The very queen of the most expensive art ever sold and the other half of Ken Griffin’s legendary $500 million art purchase from September 2015. It represents a great example of New York-based Abstract Expressionism and the artist’s intention to depict the ugly of the new world, one trying to stand on its feet in the World War II aftermath.



Leonardo da Vinci – Salvator Mundi

The formerly thought to be lost forever Salvator Mundi is just one of less than 20 known paintings by Leonardo da Vinci, according to BBC, and was auctioned off by Christie’s for a record-breaking price of $450,312,500 in just 19 minutes.

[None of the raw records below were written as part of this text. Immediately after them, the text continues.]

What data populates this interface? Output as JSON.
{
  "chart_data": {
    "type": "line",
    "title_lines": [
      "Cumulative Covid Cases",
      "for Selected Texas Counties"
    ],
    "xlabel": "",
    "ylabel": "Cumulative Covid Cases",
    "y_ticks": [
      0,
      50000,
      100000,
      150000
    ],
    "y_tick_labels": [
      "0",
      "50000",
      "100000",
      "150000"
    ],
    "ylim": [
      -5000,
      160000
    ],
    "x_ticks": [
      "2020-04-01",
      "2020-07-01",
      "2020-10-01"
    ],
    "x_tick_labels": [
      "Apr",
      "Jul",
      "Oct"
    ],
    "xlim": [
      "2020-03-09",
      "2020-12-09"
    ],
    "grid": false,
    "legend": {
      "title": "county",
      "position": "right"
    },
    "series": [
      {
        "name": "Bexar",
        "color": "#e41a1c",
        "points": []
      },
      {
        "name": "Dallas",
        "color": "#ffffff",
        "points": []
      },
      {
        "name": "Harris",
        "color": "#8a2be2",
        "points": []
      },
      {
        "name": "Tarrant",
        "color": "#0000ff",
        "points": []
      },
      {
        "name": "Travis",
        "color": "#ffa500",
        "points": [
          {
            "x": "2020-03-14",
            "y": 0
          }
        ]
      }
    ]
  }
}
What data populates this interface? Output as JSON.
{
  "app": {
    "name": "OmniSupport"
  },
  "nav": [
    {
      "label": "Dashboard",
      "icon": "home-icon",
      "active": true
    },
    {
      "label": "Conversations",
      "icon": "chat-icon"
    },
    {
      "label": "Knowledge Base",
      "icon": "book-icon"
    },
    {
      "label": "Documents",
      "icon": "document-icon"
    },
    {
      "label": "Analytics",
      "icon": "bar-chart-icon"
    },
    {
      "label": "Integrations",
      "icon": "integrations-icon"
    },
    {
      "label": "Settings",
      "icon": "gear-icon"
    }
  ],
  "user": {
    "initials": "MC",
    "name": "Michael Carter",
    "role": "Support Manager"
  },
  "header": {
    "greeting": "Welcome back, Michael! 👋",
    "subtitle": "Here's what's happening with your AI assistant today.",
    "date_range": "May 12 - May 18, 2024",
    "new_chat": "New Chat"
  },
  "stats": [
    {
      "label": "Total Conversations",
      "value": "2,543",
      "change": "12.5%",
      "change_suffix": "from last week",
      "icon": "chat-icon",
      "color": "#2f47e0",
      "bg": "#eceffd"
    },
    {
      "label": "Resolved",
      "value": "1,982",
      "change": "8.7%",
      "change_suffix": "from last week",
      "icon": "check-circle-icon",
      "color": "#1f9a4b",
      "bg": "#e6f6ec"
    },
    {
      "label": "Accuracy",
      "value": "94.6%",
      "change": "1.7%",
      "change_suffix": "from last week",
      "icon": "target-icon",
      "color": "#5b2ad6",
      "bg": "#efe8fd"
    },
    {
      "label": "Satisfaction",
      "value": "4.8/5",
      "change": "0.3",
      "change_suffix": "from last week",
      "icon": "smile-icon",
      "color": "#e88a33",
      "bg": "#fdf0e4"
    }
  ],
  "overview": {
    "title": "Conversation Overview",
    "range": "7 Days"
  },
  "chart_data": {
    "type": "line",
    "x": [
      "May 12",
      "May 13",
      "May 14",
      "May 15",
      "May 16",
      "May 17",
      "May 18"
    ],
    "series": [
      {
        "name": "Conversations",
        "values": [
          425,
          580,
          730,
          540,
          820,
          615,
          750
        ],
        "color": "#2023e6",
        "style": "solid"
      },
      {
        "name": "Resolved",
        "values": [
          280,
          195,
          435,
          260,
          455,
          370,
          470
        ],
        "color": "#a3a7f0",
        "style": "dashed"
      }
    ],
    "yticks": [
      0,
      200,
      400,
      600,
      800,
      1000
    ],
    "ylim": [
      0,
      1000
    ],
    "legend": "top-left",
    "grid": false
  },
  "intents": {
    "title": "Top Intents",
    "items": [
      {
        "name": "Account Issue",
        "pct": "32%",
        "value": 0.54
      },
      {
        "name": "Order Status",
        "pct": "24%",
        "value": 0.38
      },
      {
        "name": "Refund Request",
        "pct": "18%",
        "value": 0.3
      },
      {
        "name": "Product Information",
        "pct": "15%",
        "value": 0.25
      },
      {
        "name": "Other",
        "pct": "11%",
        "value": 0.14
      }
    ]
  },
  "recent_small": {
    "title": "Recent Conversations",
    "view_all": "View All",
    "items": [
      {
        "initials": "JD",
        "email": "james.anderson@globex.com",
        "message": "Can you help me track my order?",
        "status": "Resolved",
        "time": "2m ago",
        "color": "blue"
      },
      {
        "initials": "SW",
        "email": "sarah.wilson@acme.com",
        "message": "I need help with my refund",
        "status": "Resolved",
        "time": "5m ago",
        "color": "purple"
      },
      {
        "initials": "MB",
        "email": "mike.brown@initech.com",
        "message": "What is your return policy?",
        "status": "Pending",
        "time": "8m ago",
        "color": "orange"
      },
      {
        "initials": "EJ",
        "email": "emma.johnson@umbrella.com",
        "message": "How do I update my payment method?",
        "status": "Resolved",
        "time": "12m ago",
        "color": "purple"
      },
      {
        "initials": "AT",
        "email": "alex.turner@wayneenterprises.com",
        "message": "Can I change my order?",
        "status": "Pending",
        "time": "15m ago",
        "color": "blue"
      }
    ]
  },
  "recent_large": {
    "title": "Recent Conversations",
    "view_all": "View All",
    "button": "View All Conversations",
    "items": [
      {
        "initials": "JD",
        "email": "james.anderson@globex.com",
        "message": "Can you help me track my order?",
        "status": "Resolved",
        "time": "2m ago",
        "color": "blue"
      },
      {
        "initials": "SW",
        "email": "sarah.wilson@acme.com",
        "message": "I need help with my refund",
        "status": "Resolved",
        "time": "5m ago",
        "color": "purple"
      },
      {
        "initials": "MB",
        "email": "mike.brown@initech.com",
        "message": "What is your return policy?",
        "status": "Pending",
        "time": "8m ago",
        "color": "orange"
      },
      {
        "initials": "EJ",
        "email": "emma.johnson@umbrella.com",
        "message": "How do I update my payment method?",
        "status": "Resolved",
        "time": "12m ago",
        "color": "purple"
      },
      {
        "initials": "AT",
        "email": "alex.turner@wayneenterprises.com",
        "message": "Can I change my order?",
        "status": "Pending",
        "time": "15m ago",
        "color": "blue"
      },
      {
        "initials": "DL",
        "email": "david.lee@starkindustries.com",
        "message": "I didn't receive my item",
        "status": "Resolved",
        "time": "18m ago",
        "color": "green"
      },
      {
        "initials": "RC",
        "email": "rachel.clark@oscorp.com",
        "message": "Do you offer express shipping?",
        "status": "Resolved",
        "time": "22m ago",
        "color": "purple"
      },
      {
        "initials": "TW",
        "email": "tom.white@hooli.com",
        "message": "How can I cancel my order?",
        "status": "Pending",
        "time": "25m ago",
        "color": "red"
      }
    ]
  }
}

Francis Bacon – Three Studies of Lucian Freud

Three Studies of Lucian Freud depicts Freud seated on a wooden chair against an orange background and has become one of the most expensive artworks ever sold at an auction. According to the New York Times, the piece was purchased by the art dealer William Acquavella on behalf of an unnamed client for $142.4m (£89.6m) at Christie’s in New York, following a bidding battle between seven prospective buyers.



Amedeo Modigliani – Nu Couché (sur le côté gauche)

The largest work from Amedeo Modigliani’s career and his greatest nude, Nu Couché was acquired by its previous owner at auction in 2003 for $26.9 million. It is now the most valuable work ever sold at Sotheby’s, selling for $157 million in the Impressionist & Modern Evening Sale. Today, the series is recognized as one of the seminal achievements in Modern painting.
Sotheby’s Co-Head, Simon Shaw, commented: “Three artists have broken the $150 million barrier at auction, but tonight Modigliani became the only artist to have crossed that threshold twice – evidence of the rapid rise in appreciation for his work … artists like Modigliani, Picasso and Monet performed well tonight, so did those who are expanding the boundaries of our market and attracting new collectors each season, such as Rufino Tamayo, Joaquín Torres-García, Georgia O’Keeffe and Mary Cassatt.”